The White House said the declaration makes federal funding available to the two tribes and certain nonprofit organizations on a cost-sharing basis.
For the Navajo Nation, the money is available for emergency work and repair or replacement of damaged facilities and for “hazard mitigation.”
The Eastern Cherokee Band will have funding to fix or replace facilities damaged by severe storms there earlier this year. Several days of heavy rain and storms in mid-January led to flooding and caused a landslide that took out a section of US 441, a major road between the Great Smokey Mountains National Park in Gatlinburg, Tenn., to the Eastern Band of Cherokee Indians’ reservation in Cherokee, N.C.

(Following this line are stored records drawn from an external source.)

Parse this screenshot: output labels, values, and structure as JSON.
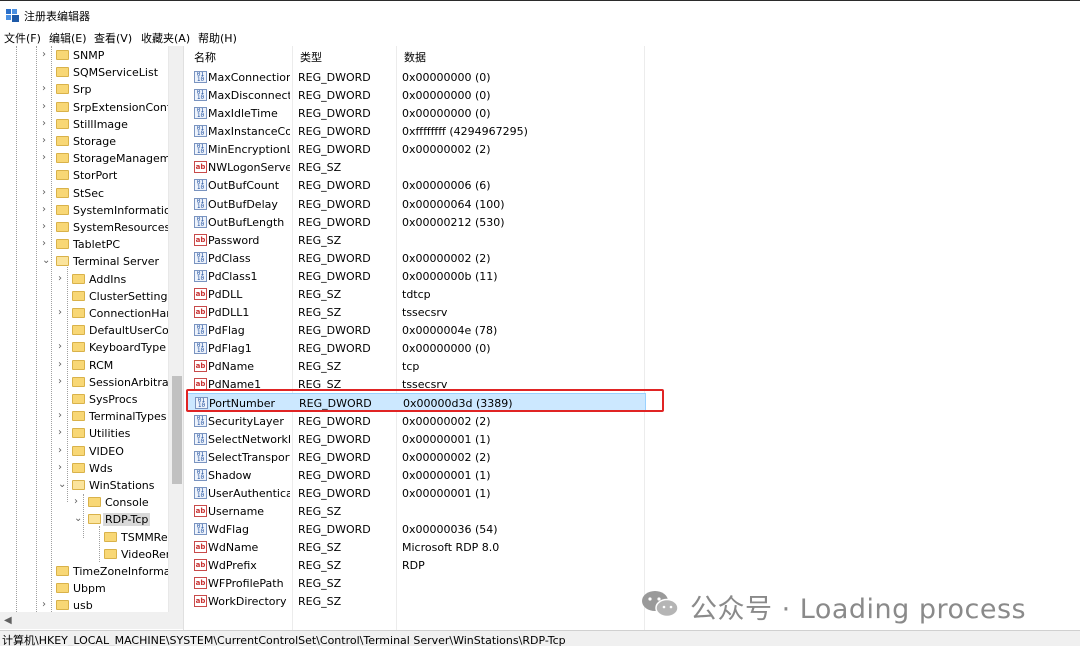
{
  "window": {
    "title": "注册表编辑器"
  },
  "menu": [
    "文件(F)",
    "编辑(E)",
    "查看(V)",
    "收藏夹(A)",
    "帮助(H)"
  ],
  "tree": [
    {
      "label": "SNMP",
      "indent": 1,
      "expander": "›"
    },
    {
      "label": "SQMServiceList",
      "indent": 1,
      "expander": ""
    },
    {
      "label": "Srp",
      "indent": 1,
      "expander": "›"
    },
    {
      "label": "SrpExtensionConfig",
      "indent": 1,
      "expander": "›"
    },
    {
      "label": "StillImage",
      "indent": 1,
      "expander": "›"
    },
    {
      "label": "Storage",
      "indent": 1,
      "expander": "›"
    },
    {
      "label": "StorageManagement",
      "indent": 1,
      "expander": "›"
    },
    {
      "label": "StorPort",
      "indent": 1,
      "expander": ""
    },
    {
      "label": "StSec",
      "indent": 1,
      "expander": "›"
    },
    {
      "label": "SystemInformation",
      "indent": 1,
      "expander": "›"
    },
    {
      "label": "SystemResources",
      "indent": 1,
      "expander": "›"
    },
    {
      "label": "TabletPC",
      "indent": 1,
      "expander": "›"
    },
    {
      "label": "Terminal Server",
      "indent": 1,
      "expander": "⌄"
    },
    {
      "label": "AddIns",
      "indent": 2,
      "expander": "›"
    },
    {
      "label": "ClusterSettings",
      "indent": 2,
      "expander": ""
    },
    {
      "label": "ConnectionHandler",
      "indent": 2,
      "expander": "›"
    },
    {
      "label": "DefaultUserConfiguration",
      "indent": 2,
      "expander": ""
    },
    {
      "label": "KeyboardType",
      "indent": 2,
      "expander": "›"
    },
    {
      "label": "RCM",
      "indent": 2,
      "expander": "›"
    },
    {
      "label": "SessionArbitration",
      "indent": 2,
      "expander": "›"
    },
    {
      "label": "SysProcs",
      "indent": 2,
      "expander": ""
    },
    {
      "label": "TerminalTypes",
      "indent": 2,
      "expander": "›"
    },
    {
      "label": "Utilities",
      "indent": 2,
      "expander": "›"
    },
    {
      "label": "VIDEO",
      "indent": 2,
      "expander": "›"
    },
    {
      "label": "Wds",
      "indent": 2,
      "expander": "›"
    },
    {
      "label": "WinStations",
      "indent": 2,
      "expander": "⌄"
    },
    {
      "label": "Console",
      "indent": 3,
      "expander": "›"
    },
    {
      "label": "RDP-Tcp",
      "indent": 3,
      "expander": "⌄",
      "selected": true
    },
    {
      "label": "TSMMRemotingAllowedApps",
      "indent": 4,
      "expander": ""
    },
    {
      "label": "VideoRemotingWindowNames",
      "indent": 4,
      "expander": ""
    },
    {
      "label": "TimeZoneInformation",
      "indent": 1,
      "expander": ""
    },
    {
      "label": "Ubpm",
      "indent": 1,
      "expander": ""
    },
    {
      "label": "usb",
      "indent": 1,
      "expander": "›"
    }
  ],
  "columns": {
    "name": "名称",
    "type": "类型",
    "data": "数据"
  },
  "rows": [
    {
      "name": "MaxConnectionTime",
      "type": "REG_DWORD",
      "data": "0x00000000 (0)",
      "icon": "dword"
    },
    {
      "name": "MaxDisconnectionTime",
      "type": "REG_DWORD",
      "data": "0x00000000 (0)",
      "icon": "dword"
    },
    {
      "name": "MaxIdleTime",
      "type": "REG_DWORD",
      "data": "0x00000000 (0)",
      "icon": "dword"
    },
    {
      "name": "MaxInstanceCount",
      "type": "REG_DWORD",
      "data": "0xffffffff (4294967295)",
      "icon": "dword"
    },
    {
      "name": "MinEncryptionLevel",
      "type": "REG_DWORD",
      "data": "0x00000002 (2)",
      "icon": "dword"
    },
    {
      "name": "NWLogonServer",
      "type": "REG_SZ",
      "data": "",
      "icon": "sz"
    },
    {
      "name": "OutBufCount",
      "type": "REG_DWORD",
      "data": "0x00000006 (6)",
      "icon": "dword"
    },
    {
      "name": "OutBufDelay",
      "type": "REG_DWORD",
      "data": "0x00000064 (100)",
      "icon": "dword"
    },
    {
      "name": "OutBufLength",
      "type": "REG_DWORD",
      "data": "0x00000212 (530)",
      "icon": "dword"
    },
    {
      "name": "Password",
      "type": "REG_SZ",
      "data": "",
      "icon": "sz"
    },
    {
      "name": "PdClass",
      "type": "REG_DWORD",
      "data": "0x00000002 (2)",
      "icon": "dword"
    },
    {
      "name": "PdClass1",
      "type": "REG_DWORD",
      "data": "0x0000000b (11)",
      "icon": "dword"
    },
    {
      "name": "PdDLL",
      "type": "REG_SZ",
      "data": "tdtcp",
      "icon": "sz"
    },
    {
      "name": "PdDLL1",
      "type": "REG_SZ",
      "data": "tssecsrv",
      "icon": "sz"
    },
    {
      "name": "PdFlag",
      "type": "REG_DWORD",
      "data": "0x0000004e (78)",
      "icon": "dword"
    },
    {
      "name": "PdFlag1",
      "type": "REG_DWORD",
      "data": "0x00000000 (0)",
      "icon": "dword"
    },
    {
      "name": "PdName",
      "type": "REG_SZ",
      "data": "tcp",
      "icon": "sz"
    },
    {
      "name": "PdName1",
      "type": "REG_SZ",
      "data": "tssecsrv",
      "icon": "sz"
    },
    {
      "name": "PortNumber",
      "type": "REG_DWORD",
      "data": "0x00000d3d (3389)",
      "icon": "dword",
      "selected": true
    },
    {
      "name": "SecurityLayer",
      "type": "REG_DWORD",
      "data": "0x00000002 (2)",
      "icon": "dword"
    },
    {
      "name": "SelectNetworkDetect",
      "type": "REG_DWORD",
      "data": "0x00000001 (1)",
      "icon": "dword"
    },
    {
      "name": "SelectTransport",
      "type": "REG_DWORD",
      "data": "0x00000002 (2)",
      "icon": "dword"
    },
    {
      "name": "Shadow",
      "type": "REG_DWORD",
      "data": "0x00000001 (1)",
      "icon": "dword"
    },
    {
      "name": "UserAuthentication",
      "type": "REG_DWORD",
      "data": "0x00000001 (1)",
      "icon": "dword"
    },
    {
      "name": "Username",
      "type": "REG_SZ",
      "data": "",
      "icon": "sz"
    },
    {
      "name": "WdFlag",
      "type": "REG_DWORD",
      "data": "0x00000036 (54)",
      "icon": "dword"
    },
    {
      "name": "WdName",
      "type": "REG_SZ",
      "data": "Microsoft RDP 8.0",
      "icon": "sz"
    },
    {
      "name": "WdPrefix",
      "type": "REG_SZ",
      "data": "RDP",
      "icon": "sz"
    },
    {
      "name": "WFProfilePath",
      "type": "REG_SZ",
      "data": "",
      "icon": "sz"
    },
    {
      "name": "WorkDirectory",
      "type": "REG_SZ",
      "data": "",
      "icon": "sz"
    }
  ],
  "status": {
    "path": "计算机\\HKEY_LOCAL_MACHINE\\SYSTEM\\CurrentControlSet\\Control\\Terminal Server\\WinStations\\RDP-Tcp"
  },
  "watermark": {
    "text": "公众号 · Loading process"
  },
  "colors": {
    "highlight_box": "#e02424",
    "selection": "#cce8ff",
    "folder": "#f8d775"
  }
}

The tribe’s chief, Michell Hicks, said the storms caused an estimated $10 million in damage, with about $3 million of that to reservation property and land.
“That’s significant for us,” Hicks said.
Craig Fugate, head of the Federal Emergency Management Agency, discussed the disaster declarations for tribes Tuesday at a legislative summit sponsored by the National Congress of American Indians in Washington.
He said rules still must be written on the process for providing assistance to tribes. He has asked the president to submit declarations under the provisions of a pilot program “so we would not wait until rules are written to being processing requests from tribes.”
The rules will need to be able to assist tribes when disaster strikes, ensure additional response aid is available and recognize tribes’ diversity. Writing the rules is likely to take four to five years, Fugate said.
“But we’re not waiting four or five years to implement the legislation,” he said.
(Associated Press writer Felicia Fonseca in Flagstaff, Ariz., contributed to this report.)